This week on our blog, we have a guest post from Thomas Padgett who is Senior Incident Response Analyst at NTT Security.

A cyber breach can be devastating. Knowing what to do in the first 72 hours could help minimize the impact and lessen stress. If data loss regulatory reporting requirements are missed, there could be possible financial ramifications, so the days of putting our heads down and doing a full investigation first is over. It is viably important to immediately involve legal counsel after the validation of breach. They will advise you on reporting procedures, know when to notify cyber insurance and be able to provide language on notification to stakeholders, clients and public if need be.  

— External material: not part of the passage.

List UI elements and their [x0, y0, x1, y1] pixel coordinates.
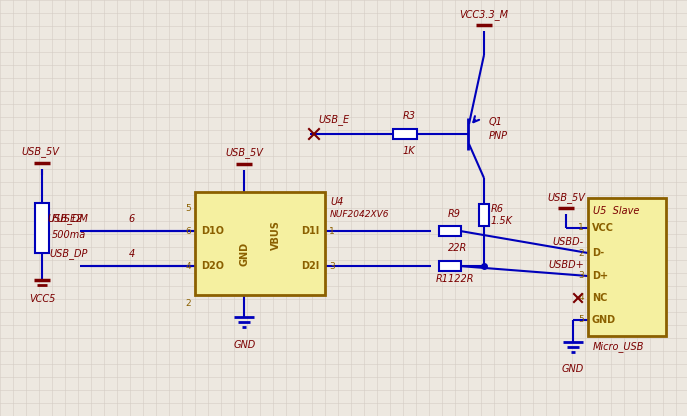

Because of legal ramifications, today’s initial response is separated into two co-existing investigations: 

  • cyber breach ramification 
  • containment/root cause analysis  

It’s important that both types of investigation start immediately after incident validation. The first focuses on what, if any, data was compromised outside the organization while the second is necessary so a countermeasure can be implemented so the incident does not happen again. For forensic investigation purposes, evidence preservation should always be on the mind of the Incident Response Team, from the beginning. 

The evidence obtained during the investigation will play a major role during any type of criminal or civil litigation. The handling of the evidence and the documentation associated with the engagement along with the chain of custody can be a deciding factor in a litigation case. Often this small but important detail is inadvertently overlooked during the efforts to contain and mitigate the incident. Since some evidence can be volatile it may need to be collected prior to any other steps taken.

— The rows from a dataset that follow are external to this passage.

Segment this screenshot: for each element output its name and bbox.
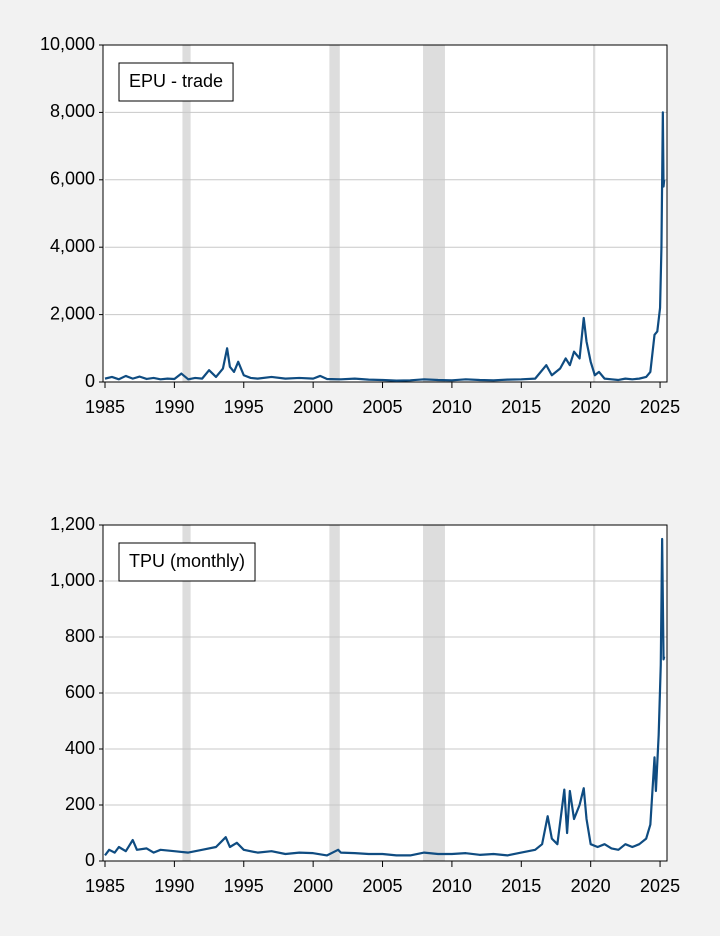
recession-band xyxy=(182,45,191,382)
x-tick-label: 2010 xyxy=(432,397,472,417)
legend-box xyxy=(118,62,234,102)
x-tick-label: 2015 xyxy=(501,876,541,896)
x-tick-label: 1985 xyxy=(85,876,125,896)
legend-box xyxy=(118,542,256,582)
y-tick-label: 1,200 xyxy=(50,514,95,534)
data-line xyxy=(104,111,666,382)
recession-band xyxy=(329,45,340,382)
x-tick-label: 1985 xyxy=(85,397,125,417)
x-tick-label: 2000 xyxy=(293,397,333,417)
y-tick-label: 4,000 xyxy=(50,236,95,256)
x-tick-label: 2000 xyxy=(293,876,333,896)
y-tick-label: 0 xyxy=(85,371,95,391)
y-tick-label: 2,000 xyxy=(50,303,95,323)
x-tick-label: 2020 xyxy=(571,876,611,896)
x-tick-label: 1990 xyxy=(154,876,194,896)
y-tick-label: 0 xyxy=(85,850,95,870)
recession-band xyxy=(593,45,596,382)
plot-frame xyxy=(102,524,668,862)
x-tick-label: 2025 xyxy=(640,397,680,417)
x-tick-label: 2005 xyxy=(363,876,403,896)
x-tick-label: 2005 xyxy=(363,397,403,417)
x-tick-label: 1990 xyxy=(154,397,194,417)
data-line xyxy=(104,537,666,857)
legend-label: TPU (monthly) xyxy=(129,551,245,571)
y-tick-label: 1,000 xyxy=(50,570,95,590)
plot-frame xyxy=(102,44,668,383)
y-tick-label: 10,000 xyxy=(40,34,95,54)
x-tick-label: 2020 xyxy=(571,397,611,417)
y-tick-label: 200 xyxy=(65,794,95,814)
recession-band xyxy=(423,45,445,382)
y-tick-label: 8,000 xyxy=(50,101,95,121)
x-tick-label: 1995 xyxy=(224,397,264,417)
y-tick-label: 400 xyxy=(65,738,95,758)
y-tick-label: 800 xyxy=(65,626,95,646)
legend-label: EPU - trade xyxy=(129,71,223,91)
x-tick-label: 2025 xyxy=(640,876,680,896)
y-tick-label: 6,000 xyxy=(50,169,95,189)
x-tick-label: 2010 xyxy=(432,876,472,896)
x-tick-label: 1995 xyxy=(224,876,264,896)
x-tick-label: 2015 xyxy=(501,397,541,417)
y-tick-label: 600 xyxy=(65,682,95,702)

No matter what step you are in during the incident response process, one of the simplest but important tasks is to document. Every action from the identification to the remediation and all steps in between must be well documented. 

Step 1 Engage your organization’s Incident Response (IR) Team: 

  • Record date and time of initial notification of the cyber incident
  • Record date and time of IR team engagement 
  • Document all actions 
  • Identify correct incident level
  • Speak with the reporting party to determine any additional details

Step 2 Engage Legal:

  • Engage legal with initial discovery and keep them apprised of all findings
  • Determine if there are any specific reporting constraints/information requested that may affect the IR Team such as: 
    • Time constraints for legal
    • Restrictions on evidence being reviewed and where the evidence must reside 
    • Specific details needed by legal such as:
      •  Information accessed by attacker
      • Number of compromised accounts
      • Number of victims of compromised information
      • Specific locations of the affected systems/users 
    • Did Legal declare a breach based on information provided
      • What information is needed to determine if a breach occurred
    • Engagement of law enforcement to assist

Step 3 Evidence Preservation:

  • Preserve all artifacts that could be associated with the incident such as
    • Log files
    • Memory
    • VMDK Images or snapshots of VMDKs
    • Physical hard drives
    • Original email
    • Original Malware  
  •  Maintain proper chain of custody

Step 4 Containment: 

  • Isolate the affected system/network
  • Stop any additional data lose 
  • Consider outside forensic services if needed

After the initial bleeding has been halted the root cause analysis should determine the remediation steps to take. This may not occur until after the initial 72 hours of the incident, but this information is important. The remediation steps and the root cause investigation into the incident will be key factors and should be provided to legal and executive management. It is important to identify the gap in the system that perpetuated the incident.  The IR team should review:

  • System, security and application log files 
  • Network configuration details and settings 
  • User account and permissions
  • Running processes and scheduled task
  • AV alerts
  • OS setting and default programs

Step 5 Remediation:

  • Conduct updates and patching
  • Update AV software
  • Conduct any configuration change identified
  • End user training
  • Wipe and reimage the device

Involving legal counsel and the communications teams from the beginning of the incident will be the best way to comply will all reporting requirements and help minimize the legal impact. The work performed in the first 72 hours is essential and can have a lasting impact to the entire organization. The preparation and training conducted within your incident response team is the best countermeasure within the organization itself. The mindset that “our security controls will never be breached” only sets you up for failure. Proper planning and practice are essential in the IR Team’s ability to respond effectively, timely and properly during the first 72 hours of an incident.